In a famous scene from the movie “The Naked Gun,” Leslie Nielsen tells a gathering crowd to “Move along folks, there’s nothing to see here.” Meanwhile, in the background, explosions erupt, fire consumes whole city blocks and the chaos he has unleashed fills the screen. I’m reminded of that scene every time I read the jeering and gibes of the press corps about farmers’ support of legislation which would preserve western civilization’s traditional understanding of the relationship between people and animals. We’re assured that farmers’ worries are just short of paranoia, and there’s nothing to see or worry about in the movement to protect animals. Nothing could be further from the truth. Like the buildings exploding on the movie screen, there is a movement in legal circles that should concern all of us.
Don’t believe me? Then perhaps the following examples will help.

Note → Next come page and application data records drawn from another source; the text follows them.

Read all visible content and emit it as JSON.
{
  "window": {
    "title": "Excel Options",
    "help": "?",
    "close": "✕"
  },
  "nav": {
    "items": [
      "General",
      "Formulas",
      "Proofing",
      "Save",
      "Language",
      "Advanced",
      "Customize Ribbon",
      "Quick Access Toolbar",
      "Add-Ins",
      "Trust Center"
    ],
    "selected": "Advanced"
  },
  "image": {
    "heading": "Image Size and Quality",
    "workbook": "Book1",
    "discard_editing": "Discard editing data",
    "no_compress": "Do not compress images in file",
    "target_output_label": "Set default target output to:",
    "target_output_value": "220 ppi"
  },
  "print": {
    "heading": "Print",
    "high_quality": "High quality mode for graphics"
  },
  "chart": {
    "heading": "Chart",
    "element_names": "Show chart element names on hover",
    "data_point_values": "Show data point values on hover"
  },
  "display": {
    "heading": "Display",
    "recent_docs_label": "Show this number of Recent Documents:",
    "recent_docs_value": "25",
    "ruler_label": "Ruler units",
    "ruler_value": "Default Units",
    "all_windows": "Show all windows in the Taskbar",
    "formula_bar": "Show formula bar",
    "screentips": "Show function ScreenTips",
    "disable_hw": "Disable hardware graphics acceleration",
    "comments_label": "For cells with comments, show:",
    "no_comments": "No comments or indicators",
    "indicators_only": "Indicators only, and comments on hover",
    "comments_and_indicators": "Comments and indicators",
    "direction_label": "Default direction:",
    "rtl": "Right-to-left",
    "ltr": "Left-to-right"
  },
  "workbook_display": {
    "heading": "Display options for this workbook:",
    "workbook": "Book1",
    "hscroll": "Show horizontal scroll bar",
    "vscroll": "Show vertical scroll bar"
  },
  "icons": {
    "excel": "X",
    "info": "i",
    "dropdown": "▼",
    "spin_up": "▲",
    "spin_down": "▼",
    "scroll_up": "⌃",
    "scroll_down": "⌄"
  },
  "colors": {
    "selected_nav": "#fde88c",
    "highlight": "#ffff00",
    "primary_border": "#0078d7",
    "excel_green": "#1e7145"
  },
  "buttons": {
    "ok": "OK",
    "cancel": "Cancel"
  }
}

Cass Sunstein is the “regulatory czar” in the Obama administration. In 2004, he wrote a book arguing, among other things, that animals should have legal standing to sue. Lawrence Tribe, the Harvard law professor who represented the Gore campaign before the U.S. Supreme Court in 2000, has also argued that animals should have the right to sue. The Ninth Circuit Court, the nation’s most liberal venue, has written approvingly of granting animals rights comparable to humans. In a recent losing court case, lawyers for the group People for the Ethical Treatment of Animals argued on the behalf of the killer whales at Sea World that the whales have constitutional rights and are protected by the 13th Amendment, which bans slavery.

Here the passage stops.